Mais la réputation de ce disque comme perle folk-rock et album-clé de la discographie de Tom Petty n'a fait que croître et une bonne dizaine d'années plus tard, poussé par la curiosité, j'ai sauté le pas et je me le suis enfin procuré. Et comme j'ai eu raison...


Fast-forward. 2020. L'album va fêter son quart de siècle (à peu près) avec une nouvelle édition augmentée de type « super deluxe » (ou, comme je préfère appeler ce genre de démarche, « mise en valeur du patrimoine ») appelée Wildflowers and All the Rest. Ce fut l'occasion de découvrir que les sessions d'enregistrements originales, étalées entre juillet 1992 et avril 1994, débouchèrent sur 25 titres, potentiellement de quoi produire un double-album. Comme il arrive souvent lorsqu'il s'agit de prendre une décision audacieuse, la maison de disque (Warner en l'occurrence) recula ; la tracklist fut donc réduite à une quinzaine de chansons sur une seule galette, ce qui reste généreux. La plupart de titres écartés ne seront pas perdus : certains paraîtront sur le disque suivant de Tom Petty, la musique du film She's the One (1996), mais la nouvelle édition est enfin l'occasion de remettre tout au même endroit, un peu tel que Tom Petty l'avait probablement voulu, oserait-on presque dire...
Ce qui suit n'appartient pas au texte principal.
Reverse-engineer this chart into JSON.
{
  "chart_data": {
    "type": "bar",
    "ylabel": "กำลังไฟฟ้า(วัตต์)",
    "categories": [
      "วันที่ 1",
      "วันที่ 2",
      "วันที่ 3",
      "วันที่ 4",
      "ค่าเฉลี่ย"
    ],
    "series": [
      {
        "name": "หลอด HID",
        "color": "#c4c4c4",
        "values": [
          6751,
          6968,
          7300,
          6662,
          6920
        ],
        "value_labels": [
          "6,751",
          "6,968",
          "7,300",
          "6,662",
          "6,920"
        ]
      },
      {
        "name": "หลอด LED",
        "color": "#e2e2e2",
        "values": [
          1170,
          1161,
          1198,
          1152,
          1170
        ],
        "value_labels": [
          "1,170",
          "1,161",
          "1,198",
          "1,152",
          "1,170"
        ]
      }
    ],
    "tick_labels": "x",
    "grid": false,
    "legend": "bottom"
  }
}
Je passe sur les versions les plus complètes (et les plus chères) de Wildflowers and All the Rest, truffées de démos, lives, etc... pour ne parler que de celle que j'ai, la plus modeste édition 2 CD's : un disque avec l'album original remasterisé, un disque avec 10 titres supplémentaires. Parmi ces derniers, ceux qui avaient éventuellement été « recyclés » dans d'autres projets sont repris ici dans des versions inédites, ce qui évite les doublons et ajoute à l'intérêt de la démarche.

Un point sur la remasterisation... J'avoue qu'à mes oreilles, la différence n'est pas frappante, et d'ailleurs pourquoi le serait-elle ? Pour Wildflowers, comme pour à peu près tous les CD sortis à partir de années 90, la remasterisation n'apporte généralement pas grand chose, les technologies numériques étant globalement au point. Ce n'est que pour les premiers CD, fabriqués dans les années 80, souvent trop vite ficelés à partir de masters perfectibles, qu'une telle sorte de restauration a pu parfois être nécessaire. Bref, rien de renversant ici ; le son de l'album de 1994 était déjà très bien, et c'est encore le cas pour celui de 2020.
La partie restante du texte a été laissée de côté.